Silverman says the company maintains a policy that the chips should be installed only voluntarily. Applied Digital employees are not required to undergo the procedure, which involves what looks like a foot-long hypodermic needle. Even spokeswoman Fulcher admits she has not had a chip installed. "Honestly, I wanted to wait for the FDA approval," she says, "and now that we have it, I might get it in the next round of employee chipping."
Privacy advocates fear Silverman's vision of a cybernetically monitored future. Katherine Albrecht is editor and founder of Spychips.com, a website dedicated to keeping microchips out of people, and the first to discover that only 18 employees at the Mexican Attorney General's Office received the chips. Albrecht predicts that the company will begin marketing the chip as a voluntary tool, then move to get the government to force it on people. "Their business model is trying to coerce governments here and overseas to mandate the chips," Albrecht says. "It's only a matter of time before somebody suggests everyone gets these chips. Can you imagine what somebody like Hitler would have done with this kind of technology?"
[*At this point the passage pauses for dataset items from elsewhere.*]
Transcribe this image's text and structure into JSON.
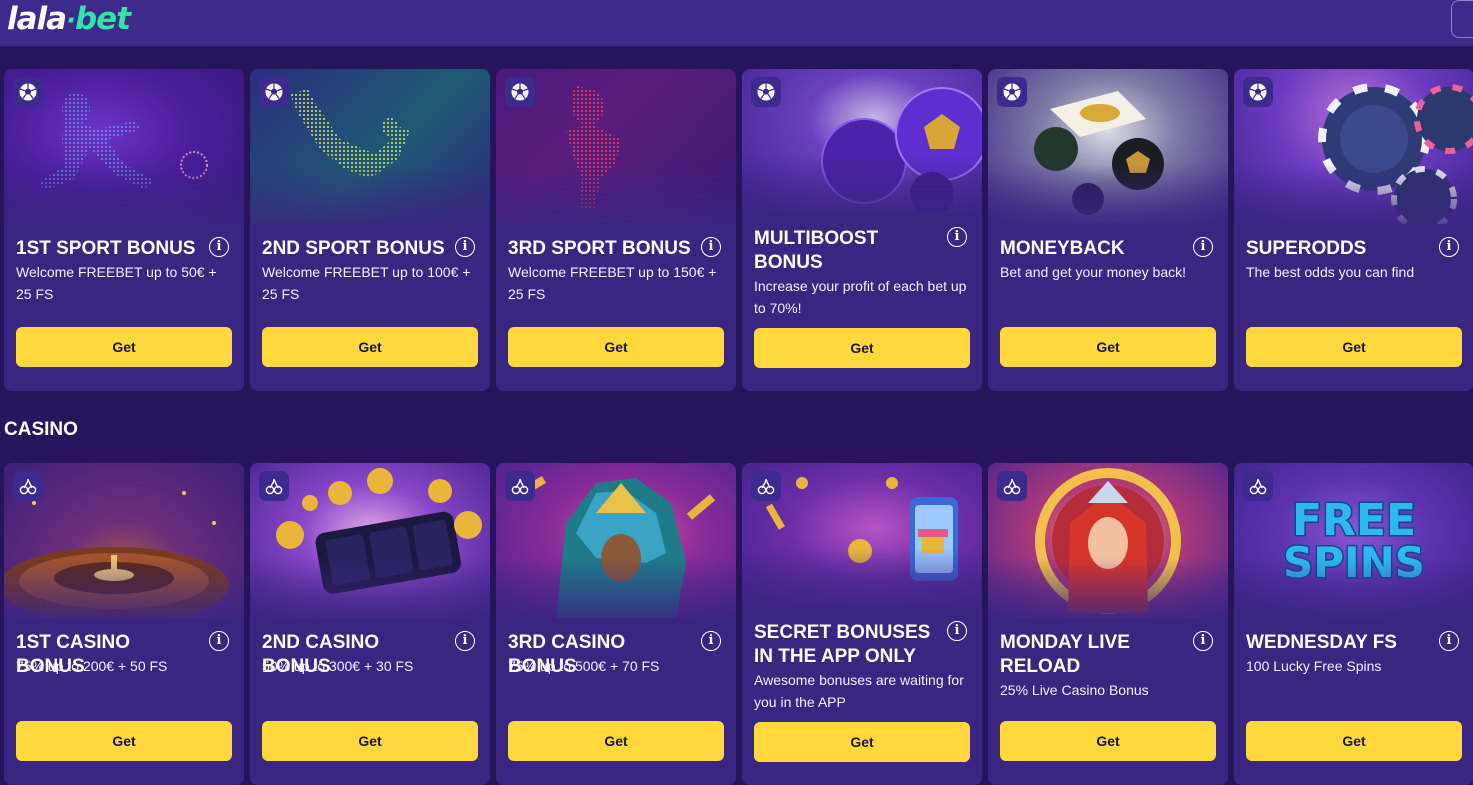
{
  "brand": {
    "logo_part1": "lala",
    "logo_dot": "·",
    "logo_part2": "bet"
  },
  "colors": {
    "accent_button": "#ffd93b",
    "brand_green": "#2ee6a6",
    "card_bg": "#3a2581",
    "page_bg": "#26155a"
  },
  "sport": {
    "cards": [
      {
        "title": "1ST SPORT BONUS",
        "desc": "Welcome FREEBET up to 50€ + 25 FS",
        "button": "Get",
        "icon": "soccer-ball-icon"
      },
      {
        "title": "2ND SPORT BONUS",
        "desc": "Welcome FREEBET up to 100€ + 25 FS",
        "button": "Get",
        "icon": "soccer-ball-icon"
      },
      {
        "title": "3RD SPORT BONUS",
        "desc": "Welcome FREEBET up to 150€ + 25 FS",
        "button": "Get",
        "icon": "soccer-ball-icon"
      },
      {
        "title": "MULTIBOOST BONUS",
        "desc": "Increase your profit of each bet up to 70%!",
        "button": "Get",
        "icon": "soccer-ball-icon"
      },
      {
        "title": "MONEYBACK",
        "desc": "Bet and get your money back!",
        "button": "Get",
        "icon": "soccer-ball-icon"
      },
      {
        "title": "SUPERODDS",
        "desc": "The best odds you can find",
        "button": "Get",
        "icon": "soccer-ball-icon"
      }
    ]
  },
  "casino": {
    "section_title": "CASINO",
    "cards": [
      {
        "title": "1ST CASINO BONUS",
        "desc": "75% up to 200€ + 50 FS",
        "button": "Get",
        "icon": "cherries-icon"
      },
      {
        "title": "2ND CASINO BONUS",
        "desc": "50% up to 300€ + 30 FS",
        "button": "Get",
        "icon": "cherries-icon"
      },
      {
        "title": "3RD CASINO BONUS",
        "desc": "75% up to 500€ + 70 FS",
        "button": "Get",
        "icon": "cherries-icon"
      },
      {
        "title": "SECRET BONUSES IN THE APP ONLY",
        "desc": "Awesome bonuses are waiting for you in the APP",
        "button": "Get",
        "icon": "cherries-icon"
      },
      {
        "title": "MONDAY LIVE RELOAD",
        "desc": "25% Live Casino Bonus",
        "button": "Get",
        "icon": "cherries-icon"
      },
      {
        "title": "WEDNESDAY FS",
        "desc": "100 Lucky Free Spins",
        "button": "Get",
        "icon": "cherries-icon"
      }
    ],
    "free_spins_art_text": [
      "FREE",
      "SPINS"
    ]
  }
}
Albrecht says it isn't hard to see what a microchip future would look like. Something similar has already begun at Bammel Elementary School in Spring, Texas. There, students were required for the first time this fall to keep with them ID cards equipped with radio-controlled devices that monitor their locations. School officials and police can keep track of each time a student gets off a bus or enters a school. Eventually, the community's entire 28,000-student population is expected to begin carrying the devices. Albrecht fears that the progression will be to install chips inside children, then inside workers at large companies. Then comes a future in which anyone can be tracked anywhere, thanks to a Delray company with a checkered past.